From a loved app to a product businesses buy

This is the shift I'm proudest of at a company level, because most consumer apps can't make it. The usual story for a B2B learning product is grim: a company buys an LMS, employees ignore it, and "completion" becomes a box-ticking exercise nobody enjoys. We were coming at it from the opposite direction. We had an app people genuinely liked using, awards and all, and the question was whether that affection could become something a business would pay for across thousands of employees. The key call was structural, and I'll take no credit for inventing it but plenty for building toward it: we stopped treating B2C and B2B as two products. There was one platform. B2B became a way of distributing it, not a separate thing to maintain. That decision is what kept it sane. No bespoke builds per client, the same product everyone already loved, just with the layer a company needs wrapped around it. That layer is where my work went. Single sign-on and a secure company network. The ability for a business to take its own training, onboarding or compliance material and turn it into the same five-minute format people already came back for, which is exactly what Hackbot unlocked. Branded spaces, content split by team, reporting so an L&D lead could see what was actually landing. Twenty-four languages so a global workforce wasn't an afterthought. The pitch to a buyer wasn't "here's another tool." It was "replace the stack of things your employees avoid with the one thing they already open." The consumer awards did the hard part of that argument before we said a word.

It worked. Uptime went from a B2C app into enterprises like Optum and State Street, used for everything from compliance to wellbeing to internal comms, the same Hack format carrying all of it.

Where it landed

Millions of learners. Tens of millions invested. Two thousand plus enterprise customers.

There's more from where this came from

Seven years is a lot to fit on one page. I've left out at least as much as I've put in: the monetisation strategy and paywall work, the user acquisition and growth experiments, the research framework I set up so the whole team could run their own studies, and the constant optimisation that keeps a product alive once it's launched. Some of the work lately has been in how I use AI in my own process.

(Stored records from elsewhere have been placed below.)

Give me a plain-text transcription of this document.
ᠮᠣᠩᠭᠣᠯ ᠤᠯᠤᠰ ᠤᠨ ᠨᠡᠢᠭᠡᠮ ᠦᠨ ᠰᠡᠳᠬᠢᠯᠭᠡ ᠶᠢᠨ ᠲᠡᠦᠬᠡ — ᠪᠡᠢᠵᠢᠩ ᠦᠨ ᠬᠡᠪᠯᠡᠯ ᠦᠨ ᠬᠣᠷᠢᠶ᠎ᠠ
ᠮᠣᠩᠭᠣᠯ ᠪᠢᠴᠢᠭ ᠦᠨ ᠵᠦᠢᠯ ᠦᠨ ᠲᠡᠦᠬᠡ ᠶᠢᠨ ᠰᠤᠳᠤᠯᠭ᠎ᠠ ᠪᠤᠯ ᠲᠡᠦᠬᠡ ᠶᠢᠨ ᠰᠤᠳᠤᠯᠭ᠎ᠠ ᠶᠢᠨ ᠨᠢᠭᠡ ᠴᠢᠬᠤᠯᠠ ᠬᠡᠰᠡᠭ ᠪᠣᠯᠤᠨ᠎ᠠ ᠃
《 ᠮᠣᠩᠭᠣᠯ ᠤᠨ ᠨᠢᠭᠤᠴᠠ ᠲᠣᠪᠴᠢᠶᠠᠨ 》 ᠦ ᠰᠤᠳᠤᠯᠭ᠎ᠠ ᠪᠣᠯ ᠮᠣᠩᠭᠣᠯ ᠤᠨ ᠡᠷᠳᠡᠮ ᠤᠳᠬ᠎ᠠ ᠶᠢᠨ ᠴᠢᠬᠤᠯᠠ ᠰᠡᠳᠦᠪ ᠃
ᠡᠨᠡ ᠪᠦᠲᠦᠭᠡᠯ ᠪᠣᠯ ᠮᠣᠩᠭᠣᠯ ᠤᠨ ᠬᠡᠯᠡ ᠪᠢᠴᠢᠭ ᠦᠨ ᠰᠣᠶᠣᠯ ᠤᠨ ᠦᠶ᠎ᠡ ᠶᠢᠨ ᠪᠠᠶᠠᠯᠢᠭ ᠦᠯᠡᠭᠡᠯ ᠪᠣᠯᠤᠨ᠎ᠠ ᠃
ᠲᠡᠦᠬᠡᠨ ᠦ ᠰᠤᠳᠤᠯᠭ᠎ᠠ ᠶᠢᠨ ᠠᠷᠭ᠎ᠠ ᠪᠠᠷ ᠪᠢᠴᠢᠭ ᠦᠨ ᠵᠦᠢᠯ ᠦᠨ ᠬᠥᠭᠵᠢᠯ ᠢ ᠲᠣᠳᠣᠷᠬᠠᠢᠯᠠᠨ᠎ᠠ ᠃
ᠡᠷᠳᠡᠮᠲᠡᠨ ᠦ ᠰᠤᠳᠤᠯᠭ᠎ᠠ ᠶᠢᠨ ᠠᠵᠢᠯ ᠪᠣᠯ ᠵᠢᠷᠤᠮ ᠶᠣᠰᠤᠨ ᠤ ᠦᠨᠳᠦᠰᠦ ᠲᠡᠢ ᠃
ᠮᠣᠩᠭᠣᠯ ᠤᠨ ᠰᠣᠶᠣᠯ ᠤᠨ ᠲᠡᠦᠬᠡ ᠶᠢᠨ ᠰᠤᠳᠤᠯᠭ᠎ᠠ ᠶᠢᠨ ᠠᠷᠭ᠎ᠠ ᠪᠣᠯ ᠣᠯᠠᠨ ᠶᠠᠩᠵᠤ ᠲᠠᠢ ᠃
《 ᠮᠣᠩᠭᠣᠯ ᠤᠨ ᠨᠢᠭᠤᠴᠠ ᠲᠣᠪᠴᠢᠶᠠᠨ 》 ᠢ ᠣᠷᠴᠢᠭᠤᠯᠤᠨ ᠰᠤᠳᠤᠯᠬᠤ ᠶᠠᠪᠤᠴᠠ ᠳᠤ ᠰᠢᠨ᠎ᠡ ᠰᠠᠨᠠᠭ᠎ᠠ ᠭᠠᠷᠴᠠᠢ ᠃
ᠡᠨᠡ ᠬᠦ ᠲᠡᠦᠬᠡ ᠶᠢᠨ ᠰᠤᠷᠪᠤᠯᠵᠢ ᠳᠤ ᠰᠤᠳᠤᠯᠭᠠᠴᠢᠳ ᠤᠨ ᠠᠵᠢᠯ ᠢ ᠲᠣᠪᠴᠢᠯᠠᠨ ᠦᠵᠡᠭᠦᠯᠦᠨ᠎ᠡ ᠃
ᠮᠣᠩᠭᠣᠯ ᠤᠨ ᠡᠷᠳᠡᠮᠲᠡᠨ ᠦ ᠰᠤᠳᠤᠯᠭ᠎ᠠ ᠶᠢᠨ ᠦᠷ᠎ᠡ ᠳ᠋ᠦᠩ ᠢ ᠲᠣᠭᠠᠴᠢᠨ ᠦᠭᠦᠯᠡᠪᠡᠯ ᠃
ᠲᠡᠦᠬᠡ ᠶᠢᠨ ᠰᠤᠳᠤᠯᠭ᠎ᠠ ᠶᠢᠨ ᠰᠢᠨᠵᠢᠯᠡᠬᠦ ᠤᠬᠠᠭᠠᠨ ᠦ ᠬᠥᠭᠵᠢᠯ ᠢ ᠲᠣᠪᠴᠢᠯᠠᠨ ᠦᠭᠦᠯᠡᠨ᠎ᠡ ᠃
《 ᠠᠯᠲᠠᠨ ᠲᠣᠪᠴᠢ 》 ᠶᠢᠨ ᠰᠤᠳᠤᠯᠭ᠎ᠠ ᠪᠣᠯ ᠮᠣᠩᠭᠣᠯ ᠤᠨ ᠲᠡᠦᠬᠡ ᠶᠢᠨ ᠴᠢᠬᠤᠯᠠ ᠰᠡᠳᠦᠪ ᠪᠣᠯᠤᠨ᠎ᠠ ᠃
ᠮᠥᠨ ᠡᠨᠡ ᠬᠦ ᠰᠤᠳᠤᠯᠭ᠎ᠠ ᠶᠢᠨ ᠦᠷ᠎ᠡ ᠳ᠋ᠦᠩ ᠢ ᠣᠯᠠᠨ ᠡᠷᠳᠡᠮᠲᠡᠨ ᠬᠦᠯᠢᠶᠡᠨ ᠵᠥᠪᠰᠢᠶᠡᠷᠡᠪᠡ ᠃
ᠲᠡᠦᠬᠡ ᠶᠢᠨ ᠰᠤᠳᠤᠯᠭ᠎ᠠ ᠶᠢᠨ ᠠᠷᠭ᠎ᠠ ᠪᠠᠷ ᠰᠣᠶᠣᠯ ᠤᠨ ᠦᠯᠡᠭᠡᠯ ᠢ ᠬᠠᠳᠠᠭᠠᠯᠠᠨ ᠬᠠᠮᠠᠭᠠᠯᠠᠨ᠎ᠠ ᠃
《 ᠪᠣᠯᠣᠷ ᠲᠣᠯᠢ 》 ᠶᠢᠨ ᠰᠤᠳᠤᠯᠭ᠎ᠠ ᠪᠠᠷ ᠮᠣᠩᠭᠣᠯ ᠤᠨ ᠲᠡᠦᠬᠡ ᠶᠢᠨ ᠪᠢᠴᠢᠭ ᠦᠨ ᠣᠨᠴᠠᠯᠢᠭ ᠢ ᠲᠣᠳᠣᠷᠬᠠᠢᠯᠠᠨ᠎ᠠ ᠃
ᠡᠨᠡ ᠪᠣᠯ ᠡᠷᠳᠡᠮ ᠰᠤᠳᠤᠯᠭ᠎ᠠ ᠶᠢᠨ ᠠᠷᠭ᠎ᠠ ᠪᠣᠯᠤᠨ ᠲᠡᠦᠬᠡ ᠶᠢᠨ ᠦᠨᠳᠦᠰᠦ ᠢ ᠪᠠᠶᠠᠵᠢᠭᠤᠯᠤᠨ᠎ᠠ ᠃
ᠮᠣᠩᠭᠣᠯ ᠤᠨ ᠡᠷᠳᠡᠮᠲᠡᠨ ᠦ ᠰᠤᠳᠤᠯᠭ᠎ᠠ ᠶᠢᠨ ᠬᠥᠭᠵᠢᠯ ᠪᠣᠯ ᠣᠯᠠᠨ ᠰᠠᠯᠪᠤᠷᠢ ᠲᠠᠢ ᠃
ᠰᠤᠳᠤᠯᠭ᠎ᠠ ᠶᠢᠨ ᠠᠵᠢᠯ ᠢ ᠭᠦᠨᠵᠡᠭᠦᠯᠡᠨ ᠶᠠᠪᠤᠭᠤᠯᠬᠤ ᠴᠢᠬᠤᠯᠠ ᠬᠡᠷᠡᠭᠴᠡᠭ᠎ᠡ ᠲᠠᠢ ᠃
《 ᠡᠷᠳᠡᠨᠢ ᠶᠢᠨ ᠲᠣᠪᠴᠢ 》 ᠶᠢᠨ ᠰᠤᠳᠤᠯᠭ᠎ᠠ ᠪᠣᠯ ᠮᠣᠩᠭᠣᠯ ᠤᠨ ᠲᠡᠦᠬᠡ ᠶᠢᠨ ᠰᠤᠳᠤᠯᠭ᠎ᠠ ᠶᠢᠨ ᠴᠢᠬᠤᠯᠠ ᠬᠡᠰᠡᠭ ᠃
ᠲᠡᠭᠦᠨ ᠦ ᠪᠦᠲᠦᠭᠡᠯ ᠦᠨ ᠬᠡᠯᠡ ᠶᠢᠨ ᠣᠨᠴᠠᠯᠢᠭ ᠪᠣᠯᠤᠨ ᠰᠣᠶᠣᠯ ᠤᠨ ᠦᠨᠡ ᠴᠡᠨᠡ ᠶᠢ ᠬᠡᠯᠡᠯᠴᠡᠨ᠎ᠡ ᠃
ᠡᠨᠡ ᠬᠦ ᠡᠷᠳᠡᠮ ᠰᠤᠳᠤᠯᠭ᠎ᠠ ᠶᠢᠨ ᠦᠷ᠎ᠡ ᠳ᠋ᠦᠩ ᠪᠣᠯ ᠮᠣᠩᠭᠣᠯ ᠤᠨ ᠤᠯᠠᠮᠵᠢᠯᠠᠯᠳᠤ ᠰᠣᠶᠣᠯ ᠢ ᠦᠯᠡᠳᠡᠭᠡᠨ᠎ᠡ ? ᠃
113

AI still can't design using a large, living library on its own, but with a solid design.md as the source of truth it can get me a long way: I use it to generate references and rough first passes, then take those to a finished state myself. It speeds the early part up without pretending it can do the part that still needs a designer's hands. Same with research, faster to set up and sift through, with me still making the calls. The principle is the one behind Hackbot: let AI lower the floor, never let it take the human out of the decision.

Across seven years I've had a hand in the strategy, the marketing, the acquisition, the monetisation and the optimisation, not just the design. That breadth is the thing I'd most want to talk through in person, because it's the part a portfolio page can't really hold.